Het betreft o.m. de verplichting van een kwaliteitsborgingssysteem voor sorteerinrichtingen voor bouw- en sloopafval, de uitbreiding van de verplichte selectieve inzameling bij bedrijven met bepaalde kunststoffen, wijziging van de voorwaarden voor gebruik als meststof of bodemverbeterend middel en de verplichting van een sloopopvolgingsplan bij bepaalde sloop- of onderhoudswerken aan gebouwen en infrastructuur.
Hieronder vind u toelichting bij het in het staatsblad gepubliceerde besluit:
BESLUIT VAN DE VLAAMSE REGERING VAN 22 DECEMBER 2017 TOT WIJZIGING VAN DIVERSE BEPALINGEN VAN HET BESLUIT VAN DE VLAAMSE REGERING VAN 17 FEBRUARI 2012 TOT VASTSTELLING VAN HET VLAAMS REGLEMENT BETREFFENDE HET DUURZAAM BEHEER VAN MATERIAALKRINGLOPEN EN AFVALSTOFFEN (B.S. 23-02-2018)
Dit is de zgn. "VLAREMA-6", de 6-de wijziging van het VLAREMA of het Vlaams Reglement betreffende duurzaam beheer van Materiaalkringlopen en Afvalstoffen (het uitvoeringsbesluit van het Materialendecreet).
Nieuwe definities
Er worden een aantal nieuwe definities ingevoegd o.m. ”folies” (in het kader van verplichte gescheiden inzameling) en “verstoking” van dierlijke bijproducten overeenkomstig de betreffende Europese Verordening.

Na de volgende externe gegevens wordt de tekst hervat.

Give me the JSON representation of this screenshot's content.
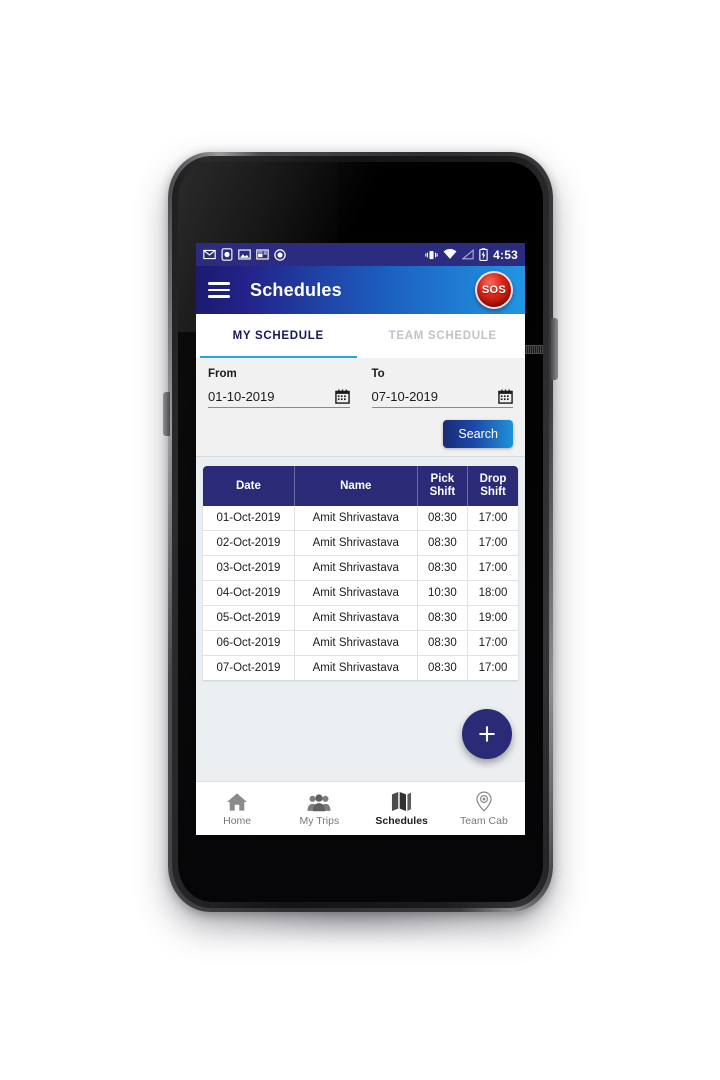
{
  "status_bar": {
    "time": "4:53",
    "left_icons": [
      "gmail-icon",
      "phone-contact-icon",
      "photo-icon",
      "news-icon",
      "circle-app-icon"
    ],
    "right_icons": [
      "vibrate-icon",
      "wifi-icon",
      "signal-icon",
      "battery-charging-icon"
    ]
  },
  "app_bar": {
    "title": "Schedules",
    "menu_icon": "hamburger-menu-icon",
    "sos_label": "SOS",
    "gradient_start": "#1b1b6f",
    "gradient_end": "#2196e3"
  },
  "tabs": [
    {
      "label": "MY SCHEDULE",
      "active": true
    },
    {
      "label": "TEAM SCHEDULE",
      "active": false
    }
  ],
  "filter": {
    "from_label": "From",
    "from_value": "01-10-2019",
    "to_label": "To",
    "to_value": "07-10-2019",
    "calendar_icon": "calendar-icon",
    "search_label": "Search"
  },
  "table": {
    "headers": [
      "Date",
      "Name",
      "Pick Shift",
      "Drop Shift"
    ],
    "rows": [
      {
        "date": "01-Oct-2019",
        "name": "Amit Shrivastava",
        "pick": "08:30",
        "drop": "17:00"
      },
      {
        "date": "02-Oct-2019",
        "name": "Amit Shrivastava",
        "pick": "08:30",
        "drop": "17:00"
      },
      {
        "date": "03-Oct-2019",
        "name": "Amit Shrivastava",
        "pick": "08:30",
        "drop": "17:00"
      },
      {
        "date": "04-Oct-2019",
        "name": "Amit Shrivastava",
        "pick": "10:30",
        "drop": "18:00"
      },
      {
        "date": "05-Oct-2019",
        "name": "Amit Shrivastava",
        "pick": "08:30",
        "drop": "19:00"
      },
      {
        "date": "06-Oct-2019",
        "name": "Amit Shrivastava",
        "pick": "08:30",
        "drop": "17:00"
      },
      {
        "date": "07-Oct-2019",
        "name": "Amit Shrivastava",
        "pick": "08:30",
        "drop": "17:00"
      }
    ]
  },
  "fab": {
    "icon": "plus-icon",
    "color": "#2a2a76"
  },
  "bottom_nav": [
    {
      "label": "Home",
      "icon": "home-icon",
      "active": false
    },
    {
      "label": "My Trips",
      "icon": "people-icon",
      "active": false
    },
    {
      "label": "Schedules",
      "icon": "map-icon",
      "active": true
    },
    {
      "label": "Team Cab",
      "icon": "location-pin-icon",
      "active": false
    }
  ]
}
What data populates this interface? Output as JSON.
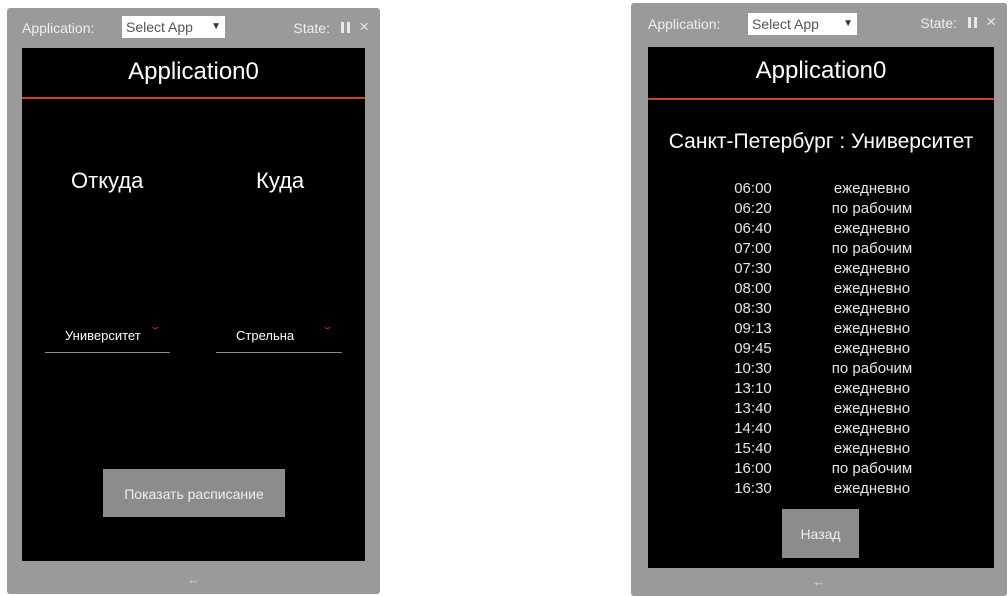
{
  "left_window": {
    "toolbar": {
      "application_label": "Application:",
      "select_value": "Select App",
      "state_label": "State:"
    },
    "screen": {
      "title": "Application0",
      "from_label": "Откуда",
      "to_label": "Куда",
      "from_value": "Университет",
      "to_value": "Стрельна",
      "show_button": "Показать расписание"
    },
    "nav_back": "←"
  },
  "right_window": {
    "toolbar": {
      "application_label": "Application:",
      "select_value": "Select App",
      "state_label": "State:"
    },
    "screen": {
      "title": "Application0",
      "route": "Санкт-Петербург : Университет",
      "schedule": [
        {
          "time": "06:00",
          "days": "ежедневно"
        },
        {
          "time": "06:20",
          "days": "по рабочим"
        },
        {
          "time": "06:40",
          "days": "ежедневно"
        },
        {
          "time": "07:00",
          "days": "по рабочим"
        },
        {
          "time": "07:30",
          "days": "ежедневно"
        },
        {
          "time": "08:00",
          "days": "ежедневно"
        },
        {
          "time": "08:30",
          "days": "ежедневно"
        },
        {
          "time": "09:13",
          "days": "ежедневно"
        },
        {
          "time": "09:45",
          "days": "ежедневно"
        },
        {
          "time": "10:30",
          "days": "по рабочим"
        },
        {
          "time": "13:10",
          "days": "ежедневно"
        },
        {
          "time": "13:40",
          "days": "ежедневно"
        },
        {
          "time": "14:40",
          "days": "ежедневно"
        },
        {
          "time": "15:40",
          "days": "ежедневно"
        },
        {
          "time": "16:00",
          "days": "по рабочим"
        },
        {
          "time": "16:30",
          "days": "ежедневно"
        }
      ],
      "back_button": "Назад"
    },
    "nav_back": "←"
  },
  "colors": {
    "accent_line": "#c8422a",
    "dropdown_chevron": "#e0102a",
    "emulator_frame": "#9a9a9a"
  }
}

Verplichtingen voor grondstoffenproducenten.
Een “grondstoffenproducent” brengt “grondstoffen”, nl. bijproducten of materialen die de einde-afvalfase hebben bereikt (de vroegere “secundaire grondstoffen”) op de markt. Hun verplichtingen worden uitgebreid o.m. met de verplichting van houders van grondstofverklaringen om de analyseresultaten van de jaarlijkse verplichte monstername en staalname door een erkend labo, via een webloket te bezorgen aan de OVAM.
De grondstoffenproducent (of persoon die in zijn naam optreedt) moet binnen zeven kalenderdagen de toezichthouder op de hoogte brengen, als hij over informatie beschikt waaruit blijkt dat een partij materialen niet meer aan de voorwaarden voldoet; die partij wordt dan beschouwd als afvalstof.
Producenten van materiaal afkomstig van metallurgische productieprocessen voor ferrometalen dat als grondstof wordt gebruikt, moeten zich registreren via het webloket registraties van de OVAM.
Gebruik als meststof of bodemverbeterend middel: wijziging lijst van materialen en samenstellings- en toepassingsvoorwaarden.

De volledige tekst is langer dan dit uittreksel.